İşgal rejiminin siyonist Ulusal Güvenlik Bakanı Itamar Ben Gvir, Ofer Hapishanesi'ni ziyareti sırasında çekilen görüntüleri sosyal medyada paylaşarak, işgal askerlerinin Filistinli esirlere karşı uyguladığı kötü muameleyi siyonist kamuoyuna arz etmek suretiyle kendince şecaat arz etmişti. İşgal rejiminin muhtelif kurumları, bu esirlerin Kassam Tugayları’na bağlı “seçkin güçlerden” olduğunu iddia etti.
Hamas yaptığı açıklamada, Ben Gvir'in doğrudan talimatlarıyla, Ofer hapishanesinde kaydedilen bu şok edici görüntülerin, Filistinli esirlerin hapishanelerde yaşadığı trajik koşulları gözler önüne serdiğini vurguladı. Ayrıca, bu görüntülerin yayınlanmasının, işgalin direniş karşısında yaşadığı hezimetin ve kaybolan itibarını geri kazanma çabasının bir parçası olduğunu ifade etti.
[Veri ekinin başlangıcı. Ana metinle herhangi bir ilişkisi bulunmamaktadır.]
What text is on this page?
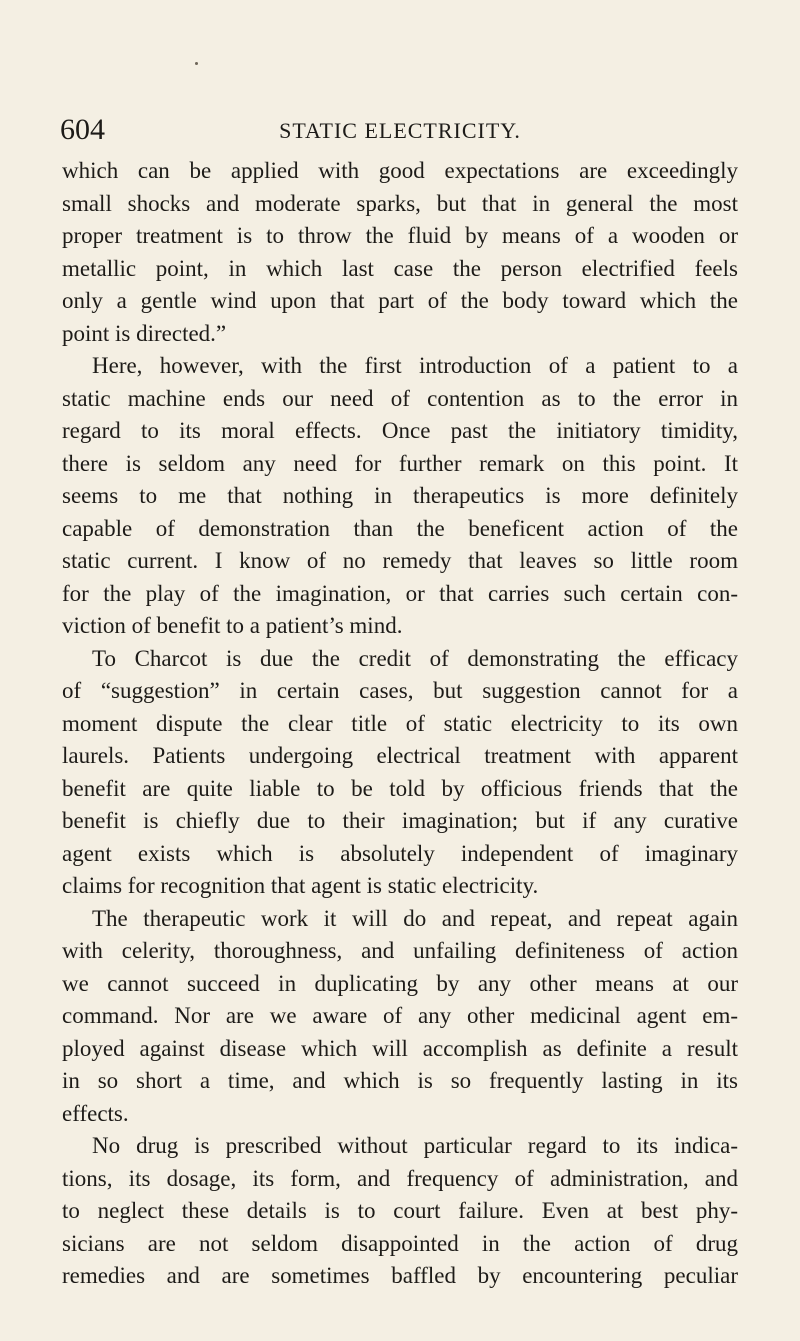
604	STATIC ELECTRICITY.
which can be applied with good expectations are exceedingly
small shocks and moderate sparks, but that in general the most
proper treatment is to throw the fluid by means of a wooden or
metallic point, in which last case the person electrified feels
only a gentle wind upon that part of the body toward which the
point is directed.”
Here, however, with the first introduction of a patient to a
static machine ends our need of contention as to the error in
regard to its moral effects. Once past the initiatory timidity,
there is seldom any need for further remark on this point. It
seems to me that nothing in therapeutics is more definitely
capable of demonstration than the beneficent action of the
static current. I know of no remedy that leaves so little room
for the play of the imagination, or that carries such certain con-
viction of benefit to a patient’s mind.
To Charcot is due the credit of demonstrating the efficacy
of “suggestion” in certain cases, but suggestion cannot for a
moment dispute the clear title of static electricity to its own
laurels. Patients undergoing electrical treatment with apparent
benefit are quite liable to be told by officious friends that the
benefit is chiefly due to their imagination; but if any curative
agent exists which is absolutely independent of imaginary
claims for recognition that agent is static electricity.
The therapeutic work it will do and repeat, and repeat again
with celerity, thoroughness, and unfailing definiteness of action
we cannot succeed in duplicating by any other means at our
command. Nor are we aware of any other medicinal agent em-
ployed against disease which will accomplish as definite a result
in so short a time, and which is so frequently lasting in its
effects.
No drug is prescribed without particular regard to its indica-
tions, its dosage, its form, and frequency of administration, and
to neglect these details is to court failure. Even at best phy-
sicians are not seldom disappointed in the action of drug
remedies and are sometimes baffled by encountering peculiar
Hamas, esirlerin maruz kaldığı baskı, işkence, açlık, tıbbi ihmal gibi uygulamaların savaş suçları teşkil ettiğini ve savaş esirlerine ilişkin uluslararası yasaların ihlal edildiğini belirtti. Ayrıca, uluslararası kamuoyunu ve insan hakları kuruluşlarını, bu ihlallere karşı seslerini yükseltmeye ve İsrail’in liderlerini bu suçlardan dolayı yargılamaya çağırdı.
Bunun yanında, Batı Şeria'daki Filistinlilere esirler için desteklerini artırmaları ve onların haklarını savunmak için tüm alanlarda mücadele etmeleri çağrısında bulundu. Ben Gvir, daha önce, esirler için idam cezasının uygulanmasını savunmuş ve idam yasası çıkana kadar esirlere sadece hayatta kalmalarını sağlayacak asgari miktarda yiyecek ve içecek verilmesini önermişti. Bu durum, esirlerin hapishanelerde kötü koşullar altında bırakıldığının bir başka göstergesi olarak değerlendiriliyor.
7 Ekim 2023'ten bu yana, Filistinli esirler üzerinde uygulanan şiddet uygulamaları arasında aç bırakma ve tıbbi ihmalle adeta ölümle yüz yüze bırakma da yer alıyor. Bu uygulamalar, İsrail'deki siyasi çevrelerde geniş bir destek buluyor.
Filistinli Esirler Kulübü'nün verilerine göre, o tarihten bu yana Batı Şeria bölgesinden ve Kudüs'ten 11.100'den fazla Filistinli tutuklanmış durumda.